The type of chastity that Christ calls us/me to is not the type that focus’ on the staunch end result of me still having my hymen intact on my wedding night. Instead it is the type of chastity that focuses on love as the ultimate goal.

It is others focused. It shifts the focus from what a future spouse can do for me and how he can please me and puts the focus on who I can be for him and who we can be together as a unit.

It doesn’t focus on just pleasure as the primary goal of sex, though that is a hugely important part of it. It takes into account the purposes of unity and procreation.

“The aim is not finding someone with whom sex is pleasurable but to create a pleasurable sexual union with the person to whom I choose to be united.” (Arleen Spenceley)

Finding Love vs. Finding Good Sex

I acknowledge some people are more sexually compatible than others and ultimately require less practice to get a great result. But what if love was less about personal sexual pleasure and more about deep heart and life commitment?

What if we realized we grew as individuals through choosing a spouse based on who they are as a person and not on how good they are in bed? From what I hear, sex takes a a lot of practice, patience, discomfort, communication and vulnerability and few couples are professionals right away. What if we realized it strengthened relationships as a whole to walk through those things together? To not look for easy, gratifying, porn status sex but to look for deep, complicated, vulnerable, real life sex. To have to work through the discomfort, the communication, the vulnerability and the fear together. What if God designed sex that way to encourage long term, monogamous commitment?

The Science Behind Sexual Bonding

It seems our culture assumes there is no harm done in sleeping around in search of that perfect sexual partner but what if I could prove that there is in fact very real, deep and permanent damage done through having multiple sexual partners? I recently found a study on sexual bonding done by a group of neuroscientists in a book called Hooked. These are not Christians or Theologians so they have no religious agenda. They reveal some shocking studies about the bonding mechanisms in the human brain.

They discuss the female bonding chemical called, Oxytocin. They found that “with sexual intercourse and orgasm, the woman’s brain is flooded with Oxytocin, causing her to desire this same kind of contact again and again with this man she has bonded to, producing even stronger bonding.” Furthermore they suggest thatmen have a similar bonding chemical called, Vasopressin. They found that “when a male engages in sex, Vasopressin is released, bonding him to his partner and also stimulating the desire for more sex.” They suggest that “there is evidence that when this sex/bonding/breakup cycle is repeated a few or many times – even when the bonding was short-lived – damage is done to the important, built in ability to develop significant and meaningful connection to other human beings”

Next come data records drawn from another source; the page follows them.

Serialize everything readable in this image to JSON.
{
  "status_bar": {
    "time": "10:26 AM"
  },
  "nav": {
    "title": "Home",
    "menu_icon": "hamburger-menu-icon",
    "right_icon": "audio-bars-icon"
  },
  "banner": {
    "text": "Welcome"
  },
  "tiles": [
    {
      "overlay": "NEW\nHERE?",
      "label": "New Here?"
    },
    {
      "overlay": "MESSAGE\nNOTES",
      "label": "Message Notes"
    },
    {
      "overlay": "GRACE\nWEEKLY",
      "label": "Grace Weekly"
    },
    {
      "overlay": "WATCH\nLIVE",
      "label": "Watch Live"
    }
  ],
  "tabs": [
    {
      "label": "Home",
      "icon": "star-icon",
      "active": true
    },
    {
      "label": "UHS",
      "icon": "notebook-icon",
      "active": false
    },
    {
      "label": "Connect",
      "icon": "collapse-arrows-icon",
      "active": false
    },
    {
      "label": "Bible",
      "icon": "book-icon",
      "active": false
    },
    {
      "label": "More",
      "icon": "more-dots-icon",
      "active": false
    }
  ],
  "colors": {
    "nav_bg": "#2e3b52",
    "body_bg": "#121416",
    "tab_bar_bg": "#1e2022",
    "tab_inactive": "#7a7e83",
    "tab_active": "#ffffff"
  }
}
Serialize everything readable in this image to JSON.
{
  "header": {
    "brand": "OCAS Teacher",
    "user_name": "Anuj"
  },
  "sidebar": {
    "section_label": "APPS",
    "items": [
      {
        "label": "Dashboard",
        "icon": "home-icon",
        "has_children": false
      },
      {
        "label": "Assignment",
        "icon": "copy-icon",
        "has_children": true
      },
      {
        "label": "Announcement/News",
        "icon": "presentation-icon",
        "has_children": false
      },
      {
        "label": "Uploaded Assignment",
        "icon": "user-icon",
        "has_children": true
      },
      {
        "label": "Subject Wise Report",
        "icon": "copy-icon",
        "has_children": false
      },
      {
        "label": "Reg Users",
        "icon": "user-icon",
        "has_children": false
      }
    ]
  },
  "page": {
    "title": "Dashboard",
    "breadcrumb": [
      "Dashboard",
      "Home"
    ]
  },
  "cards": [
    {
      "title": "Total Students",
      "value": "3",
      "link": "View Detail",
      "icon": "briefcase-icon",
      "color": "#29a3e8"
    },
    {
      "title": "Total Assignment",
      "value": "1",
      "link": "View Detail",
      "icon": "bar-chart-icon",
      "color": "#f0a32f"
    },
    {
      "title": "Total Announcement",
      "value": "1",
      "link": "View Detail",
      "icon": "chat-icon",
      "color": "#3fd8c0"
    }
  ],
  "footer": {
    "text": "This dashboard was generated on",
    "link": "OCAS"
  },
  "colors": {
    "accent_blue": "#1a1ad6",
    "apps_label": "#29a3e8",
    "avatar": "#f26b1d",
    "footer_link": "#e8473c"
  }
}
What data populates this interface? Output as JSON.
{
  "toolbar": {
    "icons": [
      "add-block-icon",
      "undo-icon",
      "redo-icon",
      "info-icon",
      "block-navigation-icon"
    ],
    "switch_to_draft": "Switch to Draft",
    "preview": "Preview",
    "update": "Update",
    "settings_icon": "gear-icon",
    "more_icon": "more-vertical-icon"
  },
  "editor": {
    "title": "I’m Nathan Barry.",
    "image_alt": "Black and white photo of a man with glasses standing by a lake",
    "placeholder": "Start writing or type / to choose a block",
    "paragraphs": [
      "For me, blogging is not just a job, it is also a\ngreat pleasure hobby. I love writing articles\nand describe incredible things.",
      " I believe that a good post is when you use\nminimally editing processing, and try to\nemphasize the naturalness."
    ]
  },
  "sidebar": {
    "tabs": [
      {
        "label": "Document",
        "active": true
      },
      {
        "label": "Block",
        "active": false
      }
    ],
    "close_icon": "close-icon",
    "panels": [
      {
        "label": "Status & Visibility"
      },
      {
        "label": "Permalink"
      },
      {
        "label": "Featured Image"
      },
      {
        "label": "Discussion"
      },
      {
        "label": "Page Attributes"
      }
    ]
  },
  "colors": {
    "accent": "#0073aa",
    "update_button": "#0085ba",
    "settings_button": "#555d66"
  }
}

I simply share this to suggest, if our natural design was to have sex freely in search of that perfect sexual partner then why are those bonding mechanisms a part of our chemical make-up? They seem to point intrinsically to the natural design of having a committed monogamous relationship.

In all of this I am not saying I have all of the answers. I am simply asking if we can think outside of the little box culture has built for us and convinced us all to live inside. I acknowledge many of you could accuse me of speaking naively since I have never experienced sex… But I’m okay with that because I have experienced truth, faith, freedom, consistency and deep love through my Savior and He has never failed me yet. I’m willing to let that faith guide me because to me the aim isn’t having the most euphoric wedding night with someone I’m perfectly sexually compatible. The aim is having a healthy, God-honoring marriage after the wedding night with the person to whom I’ve just committed my life.